A total of 47 (6.4%) neonates who received gentamicin failed inpatient hearing screening done using AABR and /or OAE. Aminoglycoside otoxicity is associated with swelling of nerve terminals within 15–18 hours after exposure and death of inner ear hair cells 1–2 days post exposure [17, 18]. There were no association found between gentamicin dose measures and hearing screen failure, while another study suggests long course gentamicin may be responsible for the increased ototoxicity [19, 20]. Mitochondrial DNA mutations have been linked to sensitivity to aminoglycosides and associate with hearing loss in the absence of aminoglycosides exposure [21].
Aminoglycoside induced nephrotoxicity is characterised by selective targeting of the proximal tubule epithelial cells within the renal cortex. Approximately 5% of the administered dose accumulates within these cells after glomerular filtration [22]. Once inside the cell, aminoglycosides accumulate within lysosomes, the Golgi apparatus and endoplasmic reticulum (ER) causing lysosomal phospholipidosis [23–25]. Leakage of aminoglycosides from the lysosomal structures into the cytoplasm then acts on the mitochondria, activating the intrinsic pathway of apoptosis which in turn leads to formation of reactive oxygen species [25–27]. Renal impairment was found in 2 neonates who received gentamicin, 1 of whom received both gentamicin and amikacin during their hospital stay. The renal function improved with supportive management in one neonate while the other extreme preterm infant developed severe AKI as per the modified KDIGO classification due to umbilical venous catheter extravasation and demised within the first week of life [28]. A retrospective study of nephrotoxin exposure in preterm neonates documented gentamicin exposure in 86.0% of the 107 neonates, 26.2% of whom developed AKI [29].
Intramuscular gentamicin administration was found to be similar to intravenous route, in term of the serum concentration achieved in this study. This finding is in agreement with previous gentamicin pharmacokinetic studies in neonates [30, 31]. Chow-Tung et al. compared pharmacokinetic profile of gentamicin after IV and IM administration in 16 neonates during their first week of life [31]. Mean serum concentration obtained from both IV and IM route were similar (p > 0.05). Similar findings were reported in the kinetic study by Paisley et al [30]. Intravenous and intramuscular routes of administration for gentamicin were alternated in 11 infants, the resultant serum concentrations did not differ significantly.

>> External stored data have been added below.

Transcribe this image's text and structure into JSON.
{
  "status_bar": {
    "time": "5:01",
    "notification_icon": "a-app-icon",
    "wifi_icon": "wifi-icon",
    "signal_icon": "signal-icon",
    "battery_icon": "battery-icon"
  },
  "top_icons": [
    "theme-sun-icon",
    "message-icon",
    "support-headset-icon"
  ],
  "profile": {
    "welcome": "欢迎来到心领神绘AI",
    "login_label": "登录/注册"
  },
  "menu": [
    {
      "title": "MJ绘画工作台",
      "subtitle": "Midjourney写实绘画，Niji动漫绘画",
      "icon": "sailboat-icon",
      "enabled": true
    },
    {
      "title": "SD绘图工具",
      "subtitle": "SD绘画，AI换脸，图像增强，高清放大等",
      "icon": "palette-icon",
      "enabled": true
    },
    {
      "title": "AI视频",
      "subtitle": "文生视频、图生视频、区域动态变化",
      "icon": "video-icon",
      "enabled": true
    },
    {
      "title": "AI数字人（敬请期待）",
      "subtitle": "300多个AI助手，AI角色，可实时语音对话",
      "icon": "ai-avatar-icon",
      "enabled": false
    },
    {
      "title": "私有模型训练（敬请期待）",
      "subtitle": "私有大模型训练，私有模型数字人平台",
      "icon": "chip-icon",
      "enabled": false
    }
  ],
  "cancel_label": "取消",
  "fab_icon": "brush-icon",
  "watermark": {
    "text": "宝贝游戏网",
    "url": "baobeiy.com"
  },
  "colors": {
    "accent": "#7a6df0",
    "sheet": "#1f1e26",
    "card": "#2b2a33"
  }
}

Our study was not without limitations. First, the retrospective nature of this study, implies a huge reliance on the documentation of dose administration and blood sampling time by the nurses. Second, missing data for serum creatinine was imputed using last observation carried forward technique. However, most of the neonates had their renal panel checked at least once during the course of gentamicin treatment.
In conclusion, the current institutional gentamicin dosage regimen is safe and effective in attaining therapeutic targets. Intramuscular injection can be an alternative route of administration for gentamicin in neonates.